Поциковского в детстве очень избаловали, и он решил остаться младенцем до лысых седин. Чтобы остаться ребенком и чтобы выпросить у жизни побольше, он готов претерпеть многое. Вы даже можете меня иногда наказывать, если я буду плохо себя вести или скажу что-нибудь не то. Но я не скажу, я же знаю, что мальчик должен быть умненький-благоразумненький. Дети становятся все более думающими и ответственно относящимися к жизни. Я ни за что не буду смотреть на то, что мне запрещено, никогда не посмею подумать крамольную мысль. А если и закатится какая – уж я сумею размазать ее, как, какашку по стенке унитаза. Только я должен (и буду) жить комфортабельно.

Закрадывается подозрение, что он не один такой капризный, упрямый и злобный ребенок, играющий в игрушки массовидных явлений. Приходит прямо-таки гераклитовская мысль, что миром правит младенец, играющий в шашки. В куклы, в солдатики…

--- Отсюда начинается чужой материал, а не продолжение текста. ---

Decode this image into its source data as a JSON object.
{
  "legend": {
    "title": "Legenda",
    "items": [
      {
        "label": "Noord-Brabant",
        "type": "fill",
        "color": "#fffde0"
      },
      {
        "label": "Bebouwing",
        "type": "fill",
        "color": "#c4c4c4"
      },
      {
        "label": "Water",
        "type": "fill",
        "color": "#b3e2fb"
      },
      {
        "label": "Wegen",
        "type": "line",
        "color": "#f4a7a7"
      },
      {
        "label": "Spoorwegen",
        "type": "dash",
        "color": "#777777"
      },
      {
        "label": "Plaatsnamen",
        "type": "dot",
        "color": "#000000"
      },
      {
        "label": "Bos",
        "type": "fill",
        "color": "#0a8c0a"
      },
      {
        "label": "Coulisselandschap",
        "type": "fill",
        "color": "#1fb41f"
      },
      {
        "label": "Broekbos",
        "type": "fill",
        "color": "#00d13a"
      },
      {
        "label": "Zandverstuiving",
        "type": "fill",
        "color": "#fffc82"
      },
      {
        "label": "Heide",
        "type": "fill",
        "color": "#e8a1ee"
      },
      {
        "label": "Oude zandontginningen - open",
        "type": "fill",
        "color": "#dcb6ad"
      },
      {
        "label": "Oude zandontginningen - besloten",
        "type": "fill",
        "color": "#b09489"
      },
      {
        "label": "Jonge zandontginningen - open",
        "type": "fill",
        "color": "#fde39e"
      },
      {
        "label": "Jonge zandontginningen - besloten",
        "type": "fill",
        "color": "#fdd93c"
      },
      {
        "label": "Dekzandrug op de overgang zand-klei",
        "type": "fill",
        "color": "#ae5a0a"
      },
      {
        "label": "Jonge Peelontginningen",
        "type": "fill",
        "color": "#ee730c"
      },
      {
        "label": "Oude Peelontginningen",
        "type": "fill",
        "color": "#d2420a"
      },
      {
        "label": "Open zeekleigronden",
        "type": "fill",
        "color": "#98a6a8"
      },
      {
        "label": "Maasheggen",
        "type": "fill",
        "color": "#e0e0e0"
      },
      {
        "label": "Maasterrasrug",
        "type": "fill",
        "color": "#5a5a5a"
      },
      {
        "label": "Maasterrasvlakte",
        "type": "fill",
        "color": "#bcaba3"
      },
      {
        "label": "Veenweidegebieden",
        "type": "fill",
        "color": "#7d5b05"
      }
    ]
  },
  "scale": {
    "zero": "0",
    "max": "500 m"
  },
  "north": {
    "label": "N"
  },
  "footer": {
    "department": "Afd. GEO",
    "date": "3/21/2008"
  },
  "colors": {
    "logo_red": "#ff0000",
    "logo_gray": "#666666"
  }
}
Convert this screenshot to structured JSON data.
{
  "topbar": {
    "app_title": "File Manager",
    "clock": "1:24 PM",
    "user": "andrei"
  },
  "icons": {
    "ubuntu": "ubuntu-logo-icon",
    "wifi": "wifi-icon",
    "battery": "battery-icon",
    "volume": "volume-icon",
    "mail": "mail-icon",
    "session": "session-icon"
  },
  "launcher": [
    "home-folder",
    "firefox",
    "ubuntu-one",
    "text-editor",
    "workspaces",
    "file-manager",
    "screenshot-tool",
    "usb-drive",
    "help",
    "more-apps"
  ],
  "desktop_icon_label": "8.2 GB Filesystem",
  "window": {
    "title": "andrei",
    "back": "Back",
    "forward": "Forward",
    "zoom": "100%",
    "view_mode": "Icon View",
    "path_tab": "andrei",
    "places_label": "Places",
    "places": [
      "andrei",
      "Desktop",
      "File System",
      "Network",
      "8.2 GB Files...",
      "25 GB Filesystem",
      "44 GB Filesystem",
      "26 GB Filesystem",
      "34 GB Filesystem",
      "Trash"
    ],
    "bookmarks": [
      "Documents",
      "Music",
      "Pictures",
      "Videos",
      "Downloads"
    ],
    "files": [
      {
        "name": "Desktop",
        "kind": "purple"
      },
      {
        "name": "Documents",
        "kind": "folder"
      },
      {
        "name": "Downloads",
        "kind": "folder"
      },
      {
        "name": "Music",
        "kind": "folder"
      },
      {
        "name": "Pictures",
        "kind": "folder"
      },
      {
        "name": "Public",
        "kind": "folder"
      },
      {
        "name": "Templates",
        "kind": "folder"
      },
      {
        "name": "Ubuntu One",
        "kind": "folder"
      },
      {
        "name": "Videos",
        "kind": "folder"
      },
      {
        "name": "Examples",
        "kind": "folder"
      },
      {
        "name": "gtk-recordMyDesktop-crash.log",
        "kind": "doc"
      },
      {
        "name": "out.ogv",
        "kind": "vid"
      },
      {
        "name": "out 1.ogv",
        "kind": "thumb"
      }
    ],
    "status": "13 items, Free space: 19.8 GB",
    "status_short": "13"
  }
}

НЕ СЛИШКОМ ЛИ МНОГО НА СЕБЯ БЕРЕШЬ?

Надо признаться, что эти ночные мысли нагнали на меня состояние восторженной эйфории. Сердце мое колотилось, и я не мог надышаться прокуренным воздухом комнаты – под ложечкой чувствовалось особенно приятное растепление, и особенно сильный озноб колотил меня в эту ночь. Как будто я понял что-то ужасно важное о себе. То, что давно смутно знал, чем давно уже жил – всегда. И вот вдруг сейчас это тайное знание вышло наружу. Это как если бы я болел какой-то серьезной болезнью, которая подтачивала мои силы, давала себя чувствовать тяжким беспокойством. Но вот она названа – случилось то, чего я так ужасался, и меня трясет от радостного облегчения, надежды на излечение.

Хотя, в общем, причем тут надежда? Просто из сивого бреда Поциковского Илюша извлек смутную мысль для своей статьи. Не то чтобы это было что-то такое особенно умное и глубокое. Просто в нем самом оно касалось чего-то очень важного и болезненного. И он счел: значит, важного всем. Теперь это надо бы прояснить, зафиксировать. Но сперва дать созреть, довести до ума. В первую очередь успокоиться. Он оделся и вышел на воздух.

Ночь, когда уже начинает светать. Огромная мощеная площадь. Дома по ее краям скрываются как бы в тумане. Угадывается мощная, классических форм, но совершенно несоразмерная человеку архитектура. Я пересекаю эту бесконечную площадь. Я виден издалека – со спины и сверху. Маленькая темная фигурка, затерянная в массе пустого пространства. Иду с огромным трудом – это видно даже издали, – как будто придавлен тяжелой ношей. И в душе ощущение тяжести – горблюсь… И вдруг – как пулей сражен пониманием: я бессмертен! Как же я раньше в этом мог сомневаться?! Восхитительная уверенность! Ноша спадает, я расправляю плечи, делаю глубокий вздох…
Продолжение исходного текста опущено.